The US risk-free rate is 2.96%, the Japanese Yen risk-free rate is 1.00%, and the spot exchange rate between the US and Japan is .00757 per Yen. Both rates are continuously compounded. The price of a 180-day forward contract on the Yen and the value of the forward position 90 days into the contract when the spot rate is .00797 are closest to: Forward Price/ Value After 90 Days A: .00764 / .00037 B: .00764 / .00212 C: .00750 / .00212

- find the price straight from the continuous pricing formula. 2) Do the same for day 90 and find the price of the contract on that day. 3) The value would be the difference between the two discounted for 90 days.

I get A. Are you trying to make me study derivs again next? I made a conscious decision to do PM before derivs for this sort of reason- these formulas drive me crazy to remember them offhand.

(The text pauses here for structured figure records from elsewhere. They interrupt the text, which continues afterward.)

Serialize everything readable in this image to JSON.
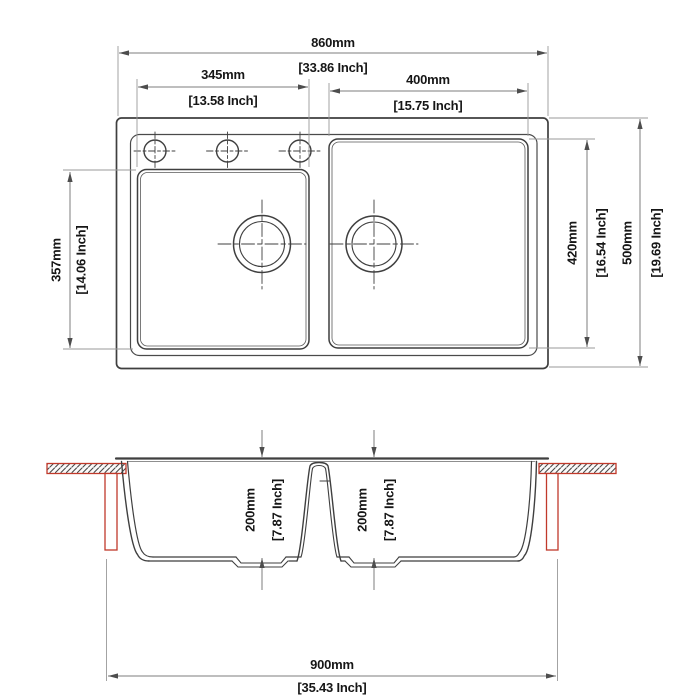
{
  "drawing": {
    "title": "Double bowl sink technical dimension drawing",
    "units": "mm / inch",
    "colors": {
      "line": "#3f3f3f",
      "dim_line": "#8a8a8a",
      "arrow": "#4d4d4d",
      "accent_red": "#c0392b",
      "text": "#161616",
      "background": "#ffffff"
    }
  },
  "views": {
    "top": {
      "name": "top view",
      "dims": {
        "overall_width": {
          "mm": "860mm",
          "inch": "[33.86 Inch]"
        },
        "left_bowl_width": {
          "mm": "345mm",
          "inch": "[13.58 Inch]"
        },
        "right_bowl_width": {
          "mm": "400mm",
          "inch": "[15.75 Inch]"
        },
        "left_bowl_length": {
          "mm": "357mm",
          "inch": "[14.06 Inch]"
        },
        "right_bowl_length": {
          "mm": "420mm",
          "inch": "[16.54 Inch]"
        },
        "overall_length": {
          "mm": "500mm",
          "inch": "[19.69 Inch]"
        }
      }
    },
    "section": {
      "name": "front section view",
      "dims": {
        "left_bowl_depth": {
          "mm": "200mm",
          "inch": "[7.87 Inch]"
        },
        "right_bowl_depth": {
          "mm": "200mm",
          "inch": "[7.87 Inch]"
        },
        "cutout_width": {
          "mm": "900mm",
          "inch": "[35.43 Inch]"
        }
      }
    }
  }
}
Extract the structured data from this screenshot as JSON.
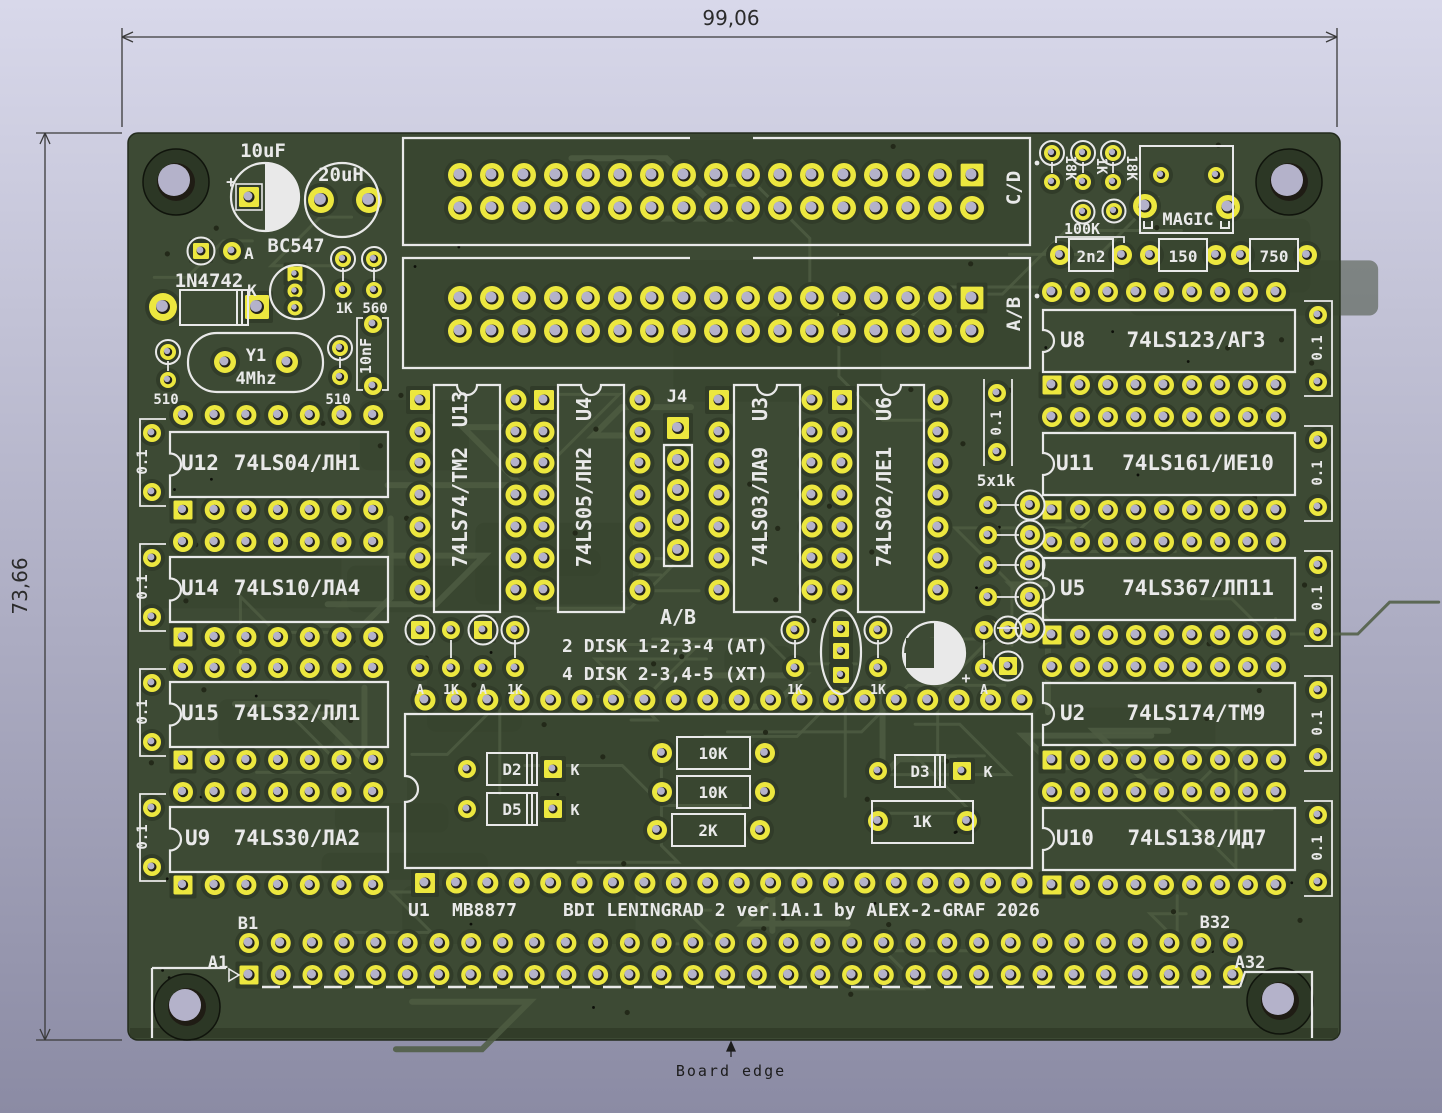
{
  "dimensions": {
    "width": "99,06",
    "height": "73,66"
  },
  "board_note": {
    "edge_label": "Board edge"
  },
  "title_block": {
    "u1_ref": "U1",
    "u1_part": "MB8877",
    "title": "BDI LENINGRAD 2 ver.1A.1 by ALEX-2-GRAF 2026"
  },
  "connectors": {
    "cd": "C/D",
    "ab": "A/B",
    "j4": "J4",
    "b1": "B1",
    "a1": "A1",
    "b32": "B32",
    "a32": "A32"
  },
  "jumper_note": {
    "header": "A/B",
    "line_at": "2 DISK 1-2,3-4 (AT)",
    "line_xt": "4 DISK 2-3,4-5 (XT)"
  },
  "ics": {
    "u12": {
      "ref": "U12",
      "part": "74LS04/ЛН1"
    },
    "u14": {
      "ref": "U14",
      "part": "74LS10/ЛА4"
    },
    "u15": {
      "ref": "U15",
      "part": "74LS32/ЛЛ1"
    },
    "u9": {
      "ref": "U9",
      "part": "74LS30/ЛА2"
    },
    "u8": {
      "ref": "U8",
      "part": "74LS123/АГ3"
    },
    "u11": {
      "ref": "U11",
      "part": "74LS161/ИЕ10"
    },
    "u5": {
      "ref": "U5",
      "part": "74LS367/ЛП11"
    },
    "u2": {
      "ref": "U2",
      "part": "74LS174/ТМ9"
    },
    "u10": {
      "ref": "U10",
      "part": "74LS138/ИД7"
    },
    "u13": {
      "ref": "U13",
      "part": "74LS74/ТМ2"
    },
    "u4": {
      "ref": "U4",
      "part": "74LS05/ЛН2"
    },
    "u3": {
      "ref": "U3",
      "part": "74LS03/ЛА9"
    },
    "u6": {
      "ref": "U6",
      "part": "74LS02/ЛЕ1"
    }
  },
  "parts": {
    "c_10uf": "10uF",
    "plus": "+",
    "l_20uh": "20uH",
    "q_bc547": "BC547",
    "a": "A",
    "d_1n4742": "1N4742",
    "k": "K",
    "y1_ref": "Y1",
    "y1_val": "4Mhz",
    "r510": "510",
    "r1k": "1K",
    "r560": "560",
    "c_10nf": "10nF",
    "r18k": "18K",
    "r100k": "100K",
    "magic": "MAGIC",
    "c_2n2": "2n2",
    "r150": "150",
    "r750": "750",
    "rn_5x1k": "5x1k",
    "c01": "0.1",
    "d2": "D2",
    "d5": "D5",
    "d3": "D3",
    "r10k": "10K",
    "r2k": "2K"
  },
  "colors": {
    "background_top": "#d6d6e9",
    "background_bottom": "#8d8da6",
    "board_green": "#3d4a34",
    "pour_dark": "#35412c",
    "trace_light": "#4e5c42",
    "pad_yellow": "#ece73f",
    "hole_lavender": "#b4b2ca",
    "silkscreen": "#e9e9e9"
  }
}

I just cheated and looked at the formula. Hopefully I didn’t from there go and F up the stupid math.

I think it’s A too 0.00764309855-0.00362704079

and for my math i did 0.00757 x e^ (0.0296 - 0.01) x 180/360 = 0.007645 second part 0.00797/1.01^(90/360) - 0.00764/1.0296^(90/360) = 0.000366 note, i used the 0.00764 as per their 1st part answer and not the 0.007645 b/c it got me to a number a bit more off vs the answers above, but yeah, that’s how i got mine. hopefully this isn’t sneaky in any way and that’s right. i will do derivs i think last- PM then FI then derivs for this kid. derivs are tough to really nail down but once you start to nail them, it’s a good area to be in. i forgot how to do most of the stuff from last year, but i’m hoping that it comes back to me like riding a bike. swaps, bike riding, hopefully similar.

forwards do you use 360 or 365 days in the T calc stuff? i can’t remember. ah derivs, it’s been so long.

It’s been a long for me to banni. I just solved it intuitively like Dreary. And now looking at your solution. I think, I just missed the continuously compounded annually thingy.

A is indeed that answer. good job gents. these are tricky for me. i am having a hard time understanding these types of questions and the other FRA question on this post. i will post the math of this question if anyone wants to see it.

F= Bannis got this right and i dont wanna re type it Value in 90 days with 180-90= 90 days remaining is: [.00757/ e .01x (90/365)]- [(.00764/e .0296 x (90/365)]= .00037

so it is 365 for futures then? i can never remember- there are some that use a 360 calendar day year and some 365. normally the answers don’t nitpick to the point where it matters, but is that the answer in schweser or CFAI or whatever- 365 as the calendar days? i’ll get back to derivs eventually. going to hammer PM over the long weekend and see if i can’t get through most of it.